- Anime release poster
- Directed by: Barry Cook Studio 4°C
- Produced by: Barry Cook Studio 4°C
- Production companies: Studio 4°C The JESUS Film Project
- Distributed by: The Jesus Film Project Campus Crusade for Christ
- Release date: April 12, 2011;
- Running time: 9:14 minutes
- Countries: Japan; United States;

= My Last Day (film) =

My Last Day (Japanese: 私の最後の日, Hepburn: Watashi no Saigo no Hi) is a 2011 Christian anime short film created by The Jesus Film Project, with Barry Cook and STUDIO4°C. The story unfolds through the eyes of a criminal who receives the same crucifixion sentence as Jesus Christ. This is a short film of regret, repentance and redemption. The film is available in several different languages.

==Plot==

A screenshot from the short film featuring Jesus in the Temple of Jerusalem

The film begins with a prisoner watching from the prison bars as Jesus gets flogged in Pilate's courtyard.

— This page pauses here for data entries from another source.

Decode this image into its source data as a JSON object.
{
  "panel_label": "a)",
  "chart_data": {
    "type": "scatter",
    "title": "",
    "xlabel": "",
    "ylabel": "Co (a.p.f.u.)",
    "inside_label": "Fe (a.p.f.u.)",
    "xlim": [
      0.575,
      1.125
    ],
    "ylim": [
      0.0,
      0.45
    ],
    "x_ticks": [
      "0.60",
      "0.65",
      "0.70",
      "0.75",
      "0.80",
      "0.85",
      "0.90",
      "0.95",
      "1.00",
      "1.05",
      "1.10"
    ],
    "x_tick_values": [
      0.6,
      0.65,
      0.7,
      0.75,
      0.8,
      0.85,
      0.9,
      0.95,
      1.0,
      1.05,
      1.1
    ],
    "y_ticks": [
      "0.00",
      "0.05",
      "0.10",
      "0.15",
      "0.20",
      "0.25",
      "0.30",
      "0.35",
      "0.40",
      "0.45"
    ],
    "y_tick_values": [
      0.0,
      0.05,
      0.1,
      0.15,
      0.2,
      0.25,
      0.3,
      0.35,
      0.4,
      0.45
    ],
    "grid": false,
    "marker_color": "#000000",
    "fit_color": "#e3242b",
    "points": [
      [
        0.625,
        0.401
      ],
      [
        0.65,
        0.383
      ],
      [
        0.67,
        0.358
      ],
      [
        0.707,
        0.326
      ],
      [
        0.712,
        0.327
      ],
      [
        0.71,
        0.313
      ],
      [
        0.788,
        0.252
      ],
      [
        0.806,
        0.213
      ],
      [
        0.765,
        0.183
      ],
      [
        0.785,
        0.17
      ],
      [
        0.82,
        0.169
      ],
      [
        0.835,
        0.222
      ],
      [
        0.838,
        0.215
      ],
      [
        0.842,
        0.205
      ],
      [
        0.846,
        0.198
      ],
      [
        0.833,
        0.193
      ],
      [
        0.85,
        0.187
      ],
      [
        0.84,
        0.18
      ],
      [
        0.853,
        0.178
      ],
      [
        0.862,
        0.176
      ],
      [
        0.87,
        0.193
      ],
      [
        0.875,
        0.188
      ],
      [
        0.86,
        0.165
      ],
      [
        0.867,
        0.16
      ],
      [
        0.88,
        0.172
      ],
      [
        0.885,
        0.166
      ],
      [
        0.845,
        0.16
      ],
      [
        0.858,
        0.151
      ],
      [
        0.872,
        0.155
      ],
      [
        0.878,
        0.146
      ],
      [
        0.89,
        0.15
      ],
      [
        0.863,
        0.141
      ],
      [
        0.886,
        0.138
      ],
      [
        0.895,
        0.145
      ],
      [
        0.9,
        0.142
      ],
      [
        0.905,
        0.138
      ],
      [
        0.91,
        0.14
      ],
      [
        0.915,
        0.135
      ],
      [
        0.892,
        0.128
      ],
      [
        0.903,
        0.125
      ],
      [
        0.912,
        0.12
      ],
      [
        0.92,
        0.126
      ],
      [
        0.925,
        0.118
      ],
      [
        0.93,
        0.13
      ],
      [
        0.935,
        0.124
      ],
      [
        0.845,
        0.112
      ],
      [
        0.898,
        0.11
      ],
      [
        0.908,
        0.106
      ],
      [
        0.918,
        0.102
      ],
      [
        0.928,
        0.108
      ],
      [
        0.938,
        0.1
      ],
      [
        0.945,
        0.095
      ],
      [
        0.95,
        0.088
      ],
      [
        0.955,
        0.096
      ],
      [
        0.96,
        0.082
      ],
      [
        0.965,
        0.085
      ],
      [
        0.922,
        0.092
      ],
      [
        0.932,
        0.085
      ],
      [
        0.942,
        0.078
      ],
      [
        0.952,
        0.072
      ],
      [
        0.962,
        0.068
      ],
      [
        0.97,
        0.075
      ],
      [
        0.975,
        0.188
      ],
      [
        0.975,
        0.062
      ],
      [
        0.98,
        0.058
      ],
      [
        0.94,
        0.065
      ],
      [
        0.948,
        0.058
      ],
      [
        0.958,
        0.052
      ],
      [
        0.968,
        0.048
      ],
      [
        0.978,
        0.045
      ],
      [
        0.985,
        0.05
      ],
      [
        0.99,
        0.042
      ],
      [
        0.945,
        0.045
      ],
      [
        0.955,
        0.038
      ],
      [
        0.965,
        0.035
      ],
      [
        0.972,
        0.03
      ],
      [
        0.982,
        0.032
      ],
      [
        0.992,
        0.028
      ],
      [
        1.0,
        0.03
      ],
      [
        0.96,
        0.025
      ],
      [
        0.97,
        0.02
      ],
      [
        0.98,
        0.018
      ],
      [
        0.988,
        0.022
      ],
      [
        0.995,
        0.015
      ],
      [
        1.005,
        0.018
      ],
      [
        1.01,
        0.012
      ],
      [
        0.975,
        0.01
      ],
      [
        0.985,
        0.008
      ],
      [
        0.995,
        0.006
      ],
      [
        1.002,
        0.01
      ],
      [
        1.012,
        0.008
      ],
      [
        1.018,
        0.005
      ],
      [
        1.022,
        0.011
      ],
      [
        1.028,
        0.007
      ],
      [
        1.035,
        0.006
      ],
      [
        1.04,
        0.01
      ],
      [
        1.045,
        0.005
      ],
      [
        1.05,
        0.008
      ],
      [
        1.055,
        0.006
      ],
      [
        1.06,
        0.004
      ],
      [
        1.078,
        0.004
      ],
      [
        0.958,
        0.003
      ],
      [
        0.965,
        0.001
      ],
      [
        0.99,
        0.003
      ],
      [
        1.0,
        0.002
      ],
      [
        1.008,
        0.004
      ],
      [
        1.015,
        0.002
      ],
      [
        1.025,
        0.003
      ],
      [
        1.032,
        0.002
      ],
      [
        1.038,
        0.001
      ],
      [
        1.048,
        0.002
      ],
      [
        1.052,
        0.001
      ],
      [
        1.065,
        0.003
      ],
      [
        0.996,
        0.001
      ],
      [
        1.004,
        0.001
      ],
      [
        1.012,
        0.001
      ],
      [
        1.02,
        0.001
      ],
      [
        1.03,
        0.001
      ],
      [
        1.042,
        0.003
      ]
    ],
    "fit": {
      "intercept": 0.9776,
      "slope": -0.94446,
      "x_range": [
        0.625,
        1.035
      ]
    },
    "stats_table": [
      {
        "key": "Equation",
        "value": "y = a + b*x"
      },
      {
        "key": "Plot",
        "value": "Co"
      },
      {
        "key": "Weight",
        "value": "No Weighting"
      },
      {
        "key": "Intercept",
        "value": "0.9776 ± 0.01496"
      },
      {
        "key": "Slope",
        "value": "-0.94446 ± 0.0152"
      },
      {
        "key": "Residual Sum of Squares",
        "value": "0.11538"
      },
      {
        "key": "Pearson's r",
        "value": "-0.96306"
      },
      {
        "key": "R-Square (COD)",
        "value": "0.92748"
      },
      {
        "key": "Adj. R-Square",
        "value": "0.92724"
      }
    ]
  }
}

He remembers Jesus' teaching about "giving to Caesar the things that are Caesar's and to God the things that are God's." and wonders why they are hurting an innocent man. Saddened, he remembers his own crime: he cornered a rich man in an alley and attempted to rob him. Holding him up with a knife, the thief tries to take a box of coins and belongings. The thief is nervous so when he tries to go after the man, he fumbles. The man fights him with the box, sending coins across the ground. The thief stabs the man in the struggle. He steals the coins and runs off. The flashback ends. He then breaks down in tears, aggrieved at seeing someone innocent suffer an even more brutal punishment as a criminal than himself.

Most people in the crowds in the courtyard scream for Jesus to be crucified. The thief, another man (who is also a thief) and Jesus are loaded with the beams for their crosses and march to Golgotha. As they make their way there, the thief looks curiously to the crowds, some of whom scream that Jesus is innocent.

They finally arrive at Golgotha and are removed of their robes. The centurion guards decide to play for Jesus'. Now topless, nails are driven through their wrists, painfully securing them to the patibulum. Each man is then hung on his cross due to a large, deep square-shaped groove carved into the stipes and their feet are nailed to a wooden sedile. They hang in agony. Like the crowd, the other thief demands that Jesus save Himself and them. But our thief rebukes the statement, claiming that they are receiving the same punishment that Jesus is, even though He has done no wrong. The thief then asks that Jesus remember him when he comes as king. Jesus tells him that today they will be in paradise together. A while later, a dark storm overwhelms the hill and, after commending his spirit to God, Jesus dies. A Roman soldier then pierces Jesus' side with his spear causing blood and water to erupt from the wound.

Afterwards, the thief has his ankles broken. He gasps in pain, after that he then hangs his head down and dies. He then sees a whole and undamaged and fully healed Jesus (who greets him by reciting John 11:25) in a beautiful place which is, just as Jesus promised, Paradise.

==Reception==
Amanda Lago from GMA News Online of the Philippines gave the film a positive review, praising the animation and cinematography, stating there was "a tendency for tight shots—a zoom-in on the eyes of the characters to show pain and regret, and a close-up of a nail being pounded into flesh to highlight the sheer brutality of the crucifixion."